Even in normal times, though, ebooks have some advantages that can make them the first choice on occasion:

  • You can adjust the size of the print or even the typeface itself for your own optimal comfort. This can be useful if, for example, the book you want to read isn’t available in large print or if you find certain typefaces harder to read.
  • Their marginal weight and volume are 0. That is, you can carry as many as you like on your device without increasing the weight of your device or how full your bags are at all. This is quite useful when taking a trip out of town.
  • Continuing the travel theme, they return themselves on the due date, so you don’t have to worry about staying too long at the beach, at the pyramids, or atop K2 with library books in your pack.

The best way to start with ebooks is to browse the collections. Here are links to OverDrive and hoopla:

For today’s post I’ll look at OverDrive. I’ll cover hoopla 2 weeks from now.
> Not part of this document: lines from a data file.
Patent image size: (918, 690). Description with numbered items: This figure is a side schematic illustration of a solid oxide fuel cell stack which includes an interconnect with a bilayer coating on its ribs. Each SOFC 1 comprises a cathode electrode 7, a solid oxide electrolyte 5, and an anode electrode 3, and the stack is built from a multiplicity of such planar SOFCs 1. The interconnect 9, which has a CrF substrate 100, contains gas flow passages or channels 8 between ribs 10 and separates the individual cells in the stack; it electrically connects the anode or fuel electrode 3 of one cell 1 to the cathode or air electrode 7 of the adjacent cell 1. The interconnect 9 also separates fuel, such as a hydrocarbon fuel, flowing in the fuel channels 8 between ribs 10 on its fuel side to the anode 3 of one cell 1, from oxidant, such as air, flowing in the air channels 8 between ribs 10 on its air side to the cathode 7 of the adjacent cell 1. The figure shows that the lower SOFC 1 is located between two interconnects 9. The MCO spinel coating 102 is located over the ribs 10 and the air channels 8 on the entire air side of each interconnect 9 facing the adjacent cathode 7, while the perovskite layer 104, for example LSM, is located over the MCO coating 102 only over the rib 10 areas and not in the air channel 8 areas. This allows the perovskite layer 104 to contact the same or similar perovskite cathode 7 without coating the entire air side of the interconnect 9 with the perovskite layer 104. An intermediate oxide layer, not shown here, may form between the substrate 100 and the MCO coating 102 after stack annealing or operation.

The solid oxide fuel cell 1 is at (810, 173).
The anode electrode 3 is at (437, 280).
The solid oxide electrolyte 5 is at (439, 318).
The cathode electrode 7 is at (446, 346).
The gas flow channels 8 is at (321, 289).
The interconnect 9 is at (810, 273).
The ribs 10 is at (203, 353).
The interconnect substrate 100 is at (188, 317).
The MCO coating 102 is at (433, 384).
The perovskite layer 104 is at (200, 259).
When you go to the OverDrive site, you see something you’re probably familiar with at tangible libraries: a display of new and popular books and audiobooks arranged in various groups. Here are the titles of the current browsing collections:

  • 19th Amendment 100 Year Anniversary
  • Guides to Antiracism
  • YA Books That Broke Our Heart
  • Keep Calm & Carry On: Kids Picks for Tough Times
  • Best of 2020 So Far
  • Books Written by Black Authors
  • Coping with Stress & Anxiety
  • Pride 2020
  • I’m Bored! Kids Activity Books
  • What are OCPL Patrons Reading?

Notice that across the top of each cover image there’s either an orange bar showing that the item is available or a white bar showing that there’s a wait list for it.

Banners reading 'Available' and 'Wait List'

Back at the top of the page is where to find the tools you can use to look for books & audio books.
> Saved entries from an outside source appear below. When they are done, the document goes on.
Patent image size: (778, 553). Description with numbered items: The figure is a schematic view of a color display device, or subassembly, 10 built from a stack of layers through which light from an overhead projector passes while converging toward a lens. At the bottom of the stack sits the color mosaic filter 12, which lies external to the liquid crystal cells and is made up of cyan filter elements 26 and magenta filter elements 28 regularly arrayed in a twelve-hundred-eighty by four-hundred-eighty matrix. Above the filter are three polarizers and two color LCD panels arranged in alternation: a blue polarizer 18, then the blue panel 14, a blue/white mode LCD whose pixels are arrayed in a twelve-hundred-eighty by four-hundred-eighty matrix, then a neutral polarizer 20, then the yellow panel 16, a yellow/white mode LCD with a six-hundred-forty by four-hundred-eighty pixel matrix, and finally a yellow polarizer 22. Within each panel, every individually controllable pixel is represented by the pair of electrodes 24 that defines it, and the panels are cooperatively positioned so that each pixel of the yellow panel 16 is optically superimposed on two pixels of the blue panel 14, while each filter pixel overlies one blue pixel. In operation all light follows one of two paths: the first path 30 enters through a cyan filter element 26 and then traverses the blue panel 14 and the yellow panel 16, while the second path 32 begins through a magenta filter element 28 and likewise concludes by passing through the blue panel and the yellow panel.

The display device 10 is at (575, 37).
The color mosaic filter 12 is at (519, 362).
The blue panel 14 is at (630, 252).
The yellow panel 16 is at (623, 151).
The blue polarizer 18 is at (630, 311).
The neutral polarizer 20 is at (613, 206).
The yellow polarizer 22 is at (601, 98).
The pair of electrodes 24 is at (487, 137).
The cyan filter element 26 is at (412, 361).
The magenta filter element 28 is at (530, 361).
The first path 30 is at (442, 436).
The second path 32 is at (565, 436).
The Subjects link takes you to a page listing several fiction genres and a number of categories of nonfiction. Collections drops down to show you links to the 4 types of collections in OverDrive: ebooks, audiobooks, videos, and magazines. Kindle Books is useful if you have a Kindle; Kindles use Amazon’s proprietary format for ebooks and can’t use other formats, so it can be convenient to limit your search to titles that have a Kindle version. Lastly, Search drops down a search box where you can type in something to search on (often an author’s name or a specific title, but keywords or phrases related to what you’re looking for also work).

If you like some titles you find and want to check them out, you’ll need some way to read them on your device. For mobile devices or Windows machines, getting the app you need (Libby) and setting it up is pretty straightforward. Go to the appropriate “store,” …
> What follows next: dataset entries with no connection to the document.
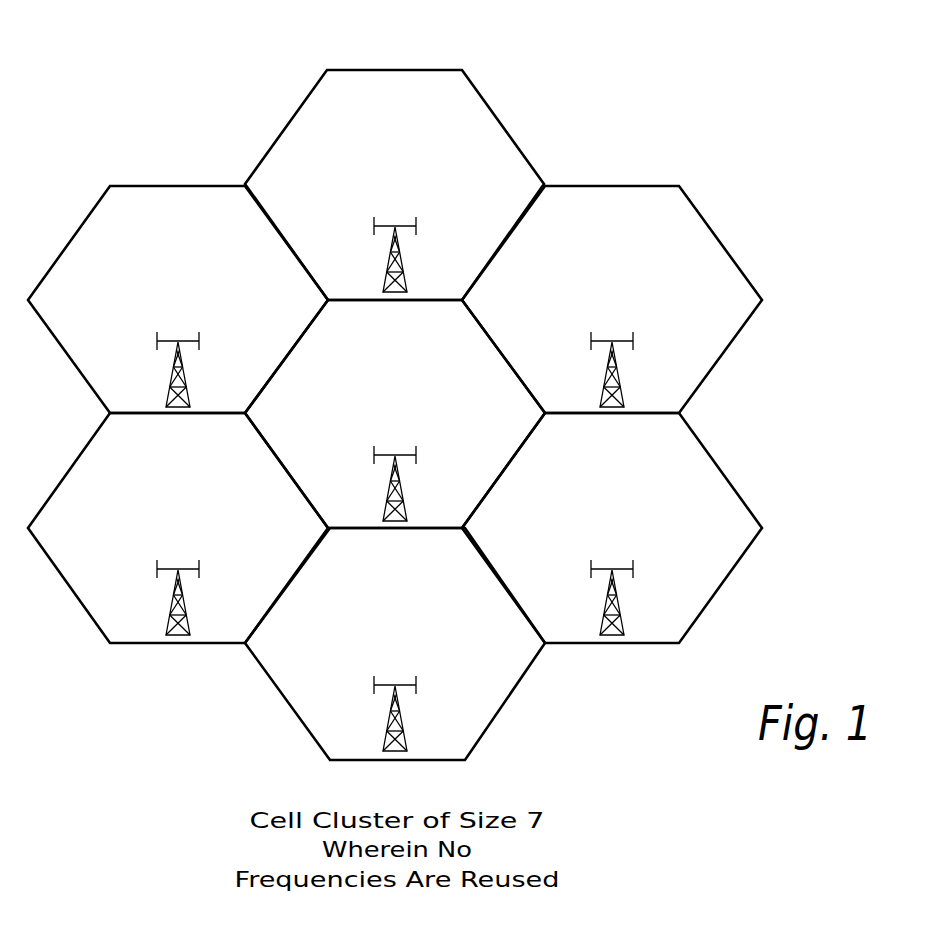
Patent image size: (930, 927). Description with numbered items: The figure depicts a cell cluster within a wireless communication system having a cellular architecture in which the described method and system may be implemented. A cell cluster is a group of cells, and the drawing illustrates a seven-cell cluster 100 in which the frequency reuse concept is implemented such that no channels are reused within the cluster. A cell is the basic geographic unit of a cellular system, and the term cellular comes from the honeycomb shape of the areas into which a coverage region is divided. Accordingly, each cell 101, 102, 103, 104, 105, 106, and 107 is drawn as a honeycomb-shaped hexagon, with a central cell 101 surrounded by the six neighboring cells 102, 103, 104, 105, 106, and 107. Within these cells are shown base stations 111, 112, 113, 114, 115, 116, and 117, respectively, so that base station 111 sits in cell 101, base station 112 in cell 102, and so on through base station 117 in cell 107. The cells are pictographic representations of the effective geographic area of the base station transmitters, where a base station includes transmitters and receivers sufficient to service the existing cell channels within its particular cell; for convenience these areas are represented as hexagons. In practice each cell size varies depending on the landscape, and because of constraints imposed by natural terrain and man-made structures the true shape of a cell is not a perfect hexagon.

The seven-cell cluster 100 is at (642, 62).
The cell 101 is at (457, 430).
The cell 102 is at (456, 201).
The cell 103 is at (674, 316).
The cell 104 is at (674, 544).
The cell 105 is at (457, 660).
The cell 106 is at (240, 544).
The cell 107 is at (240, 316).
The base station 111 is at (426, 483).
The base station 112 is at (426, 254).
The base station 113 is at (643, 369).
The base station 114 is at (643, 597).
The base station 115 is at (426, 713).
The base station 116 is at (209, 597).
The base station 117 is at (209, 369).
install, … and start the app. Libby will guide you through the setup process (you’ll need the barcode from the back of your library card and your PIN), and then you’ll be able to check things out and read/watch/listen to them.

On a Mac or Linux machine, you can still use OverDrive, but there isn’t a version of Libby that runs natively. The most straightforward way to read things is to read them in your web browser.